In many ways, the US-China clash is premised on the dark side of economic nationalism from both side of the Pacific. Trump’s willingness to prioritize the rectification of major US economic imbalances through a naïve mercantilism has matched with the US security establishment’s concerns with China and hawkish economic nationalists now sitting in the White House. This combination of factors has translated into a heavy-handed China policy, in turn emboldening hawks in Beijing, which is unwilling to make a meaningful deal.
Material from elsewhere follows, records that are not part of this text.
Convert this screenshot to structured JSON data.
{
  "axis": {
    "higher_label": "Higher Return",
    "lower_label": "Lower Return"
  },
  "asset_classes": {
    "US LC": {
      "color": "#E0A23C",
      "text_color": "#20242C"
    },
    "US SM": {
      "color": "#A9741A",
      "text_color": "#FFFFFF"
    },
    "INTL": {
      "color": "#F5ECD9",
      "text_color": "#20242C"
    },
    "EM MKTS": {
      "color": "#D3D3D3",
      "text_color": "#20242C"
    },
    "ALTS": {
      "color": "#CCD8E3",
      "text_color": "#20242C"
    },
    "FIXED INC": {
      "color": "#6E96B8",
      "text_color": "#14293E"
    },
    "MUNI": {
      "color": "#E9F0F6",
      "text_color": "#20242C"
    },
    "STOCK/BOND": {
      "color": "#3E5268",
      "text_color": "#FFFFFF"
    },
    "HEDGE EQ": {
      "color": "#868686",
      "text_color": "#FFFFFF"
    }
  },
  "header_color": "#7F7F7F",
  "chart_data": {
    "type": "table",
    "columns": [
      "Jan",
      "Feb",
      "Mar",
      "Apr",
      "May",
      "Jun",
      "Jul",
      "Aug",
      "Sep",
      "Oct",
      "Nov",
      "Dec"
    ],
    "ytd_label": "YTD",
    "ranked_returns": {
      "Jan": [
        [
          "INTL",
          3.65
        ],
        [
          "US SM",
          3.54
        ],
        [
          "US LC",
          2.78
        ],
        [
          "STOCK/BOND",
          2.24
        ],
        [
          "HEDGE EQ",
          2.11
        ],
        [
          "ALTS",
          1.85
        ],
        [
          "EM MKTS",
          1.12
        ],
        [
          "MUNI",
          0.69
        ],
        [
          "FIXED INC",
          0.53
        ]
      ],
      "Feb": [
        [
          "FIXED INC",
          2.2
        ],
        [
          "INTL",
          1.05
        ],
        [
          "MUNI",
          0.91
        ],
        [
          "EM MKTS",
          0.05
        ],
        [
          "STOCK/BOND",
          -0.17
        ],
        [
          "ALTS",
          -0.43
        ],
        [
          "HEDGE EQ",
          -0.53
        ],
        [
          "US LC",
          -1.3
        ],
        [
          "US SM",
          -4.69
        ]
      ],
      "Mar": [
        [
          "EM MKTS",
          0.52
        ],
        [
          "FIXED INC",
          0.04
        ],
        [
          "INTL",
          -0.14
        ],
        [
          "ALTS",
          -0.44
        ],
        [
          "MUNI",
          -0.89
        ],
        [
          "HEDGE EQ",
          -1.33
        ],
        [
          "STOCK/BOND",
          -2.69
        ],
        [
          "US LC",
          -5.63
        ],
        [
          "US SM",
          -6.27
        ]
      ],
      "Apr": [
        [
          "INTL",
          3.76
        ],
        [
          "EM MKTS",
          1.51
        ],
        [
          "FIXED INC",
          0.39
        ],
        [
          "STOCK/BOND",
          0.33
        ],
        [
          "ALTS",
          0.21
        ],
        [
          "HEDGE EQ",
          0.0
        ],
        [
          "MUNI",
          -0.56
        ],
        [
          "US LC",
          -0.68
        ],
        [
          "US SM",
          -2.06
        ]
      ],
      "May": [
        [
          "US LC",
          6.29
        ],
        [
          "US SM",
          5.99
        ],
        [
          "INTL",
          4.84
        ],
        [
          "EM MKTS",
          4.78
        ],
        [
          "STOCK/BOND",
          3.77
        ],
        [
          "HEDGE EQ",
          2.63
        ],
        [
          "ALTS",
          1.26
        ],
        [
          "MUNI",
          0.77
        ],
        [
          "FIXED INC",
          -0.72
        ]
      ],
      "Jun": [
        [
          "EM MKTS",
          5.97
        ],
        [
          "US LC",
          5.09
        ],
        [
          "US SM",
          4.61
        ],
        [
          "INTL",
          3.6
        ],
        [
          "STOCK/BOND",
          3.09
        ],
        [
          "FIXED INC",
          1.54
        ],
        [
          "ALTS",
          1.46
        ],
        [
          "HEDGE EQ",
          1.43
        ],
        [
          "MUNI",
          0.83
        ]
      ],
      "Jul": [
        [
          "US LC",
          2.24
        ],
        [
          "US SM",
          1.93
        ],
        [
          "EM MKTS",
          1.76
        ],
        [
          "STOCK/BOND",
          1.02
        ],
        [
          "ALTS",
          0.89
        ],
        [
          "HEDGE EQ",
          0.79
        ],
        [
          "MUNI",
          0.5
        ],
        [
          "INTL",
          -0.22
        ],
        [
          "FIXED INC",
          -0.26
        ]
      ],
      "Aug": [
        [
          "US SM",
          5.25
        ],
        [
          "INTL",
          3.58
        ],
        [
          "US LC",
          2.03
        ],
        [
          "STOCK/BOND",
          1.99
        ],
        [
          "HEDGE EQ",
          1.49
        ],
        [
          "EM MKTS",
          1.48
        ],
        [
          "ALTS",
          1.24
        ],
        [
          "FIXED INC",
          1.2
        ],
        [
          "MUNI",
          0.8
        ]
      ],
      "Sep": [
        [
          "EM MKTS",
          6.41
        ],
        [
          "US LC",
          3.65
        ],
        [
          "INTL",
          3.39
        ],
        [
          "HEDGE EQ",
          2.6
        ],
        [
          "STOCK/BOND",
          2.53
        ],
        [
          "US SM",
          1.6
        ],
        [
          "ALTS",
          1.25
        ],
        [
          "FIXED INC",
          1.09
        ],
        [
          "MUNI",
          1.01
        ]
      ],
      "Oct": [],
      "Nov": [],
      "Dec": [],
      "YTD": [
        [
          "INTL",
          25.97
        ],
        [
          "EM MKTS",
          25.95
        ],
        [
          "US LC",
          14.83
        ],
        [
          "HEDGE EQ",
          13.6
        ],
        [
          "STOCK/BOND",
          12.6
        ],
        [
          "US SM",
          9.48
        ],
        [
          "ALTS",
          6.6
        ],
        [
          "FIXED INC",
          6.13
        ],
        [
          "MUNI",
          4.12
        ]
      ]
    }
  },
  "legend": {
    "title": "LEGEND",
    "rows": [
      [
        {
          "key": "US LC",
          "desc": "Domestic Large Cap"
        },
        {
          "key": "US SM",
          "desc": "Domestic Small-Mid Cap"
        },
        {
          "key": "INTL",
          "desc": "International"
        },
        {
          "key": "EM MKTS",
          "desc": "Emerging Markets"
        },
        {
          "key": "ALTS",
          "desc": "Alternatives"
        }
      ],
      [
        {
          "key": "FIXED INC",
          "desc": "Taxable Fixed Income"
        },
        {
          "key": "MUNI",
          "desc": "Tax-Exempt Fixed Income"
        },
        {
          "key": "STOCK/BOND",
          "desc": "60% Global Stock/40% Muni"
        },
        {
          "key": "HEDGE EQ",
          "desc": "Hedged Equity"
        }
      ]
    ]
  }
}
In short, both sides believe that the counterpart is weaker than it meets the eye: China smells Trump’s weakness, especially after the Democratic Party’s decision to push forward on impeachment, while White House officials believe that sputtering Chinese growth will convince Chinese Communist Party officials of the merits to cave in to US pressure. Due to economic frictions, China is doubling down on fiscal expenditure and investment incentives for its high-tech industries and, with a view on the long term, Xi Jinping has called for an era of “self-reliance” in the development of new technologies. Meanwhile, as tit-for-tat protectionism of the 1930s reminds us, nationalism can easily feed into a zero-sum spiral of distorted market and unfair trade practices met with import tariffs, beggar-thy-neighbour policies and so on. Rather than blaming powerful economic counterparts for their own malaise, western democracies and China alike may well want to study Japan’s pragmatic remedies to ameliorate the slippery slope of present-day economic nationalism. Make no mistake: calls for economic decoupling or self-reliance, like earlier ones for autarky and economic self-sufficiency, will make us all poorer and exacerbate the risks of war.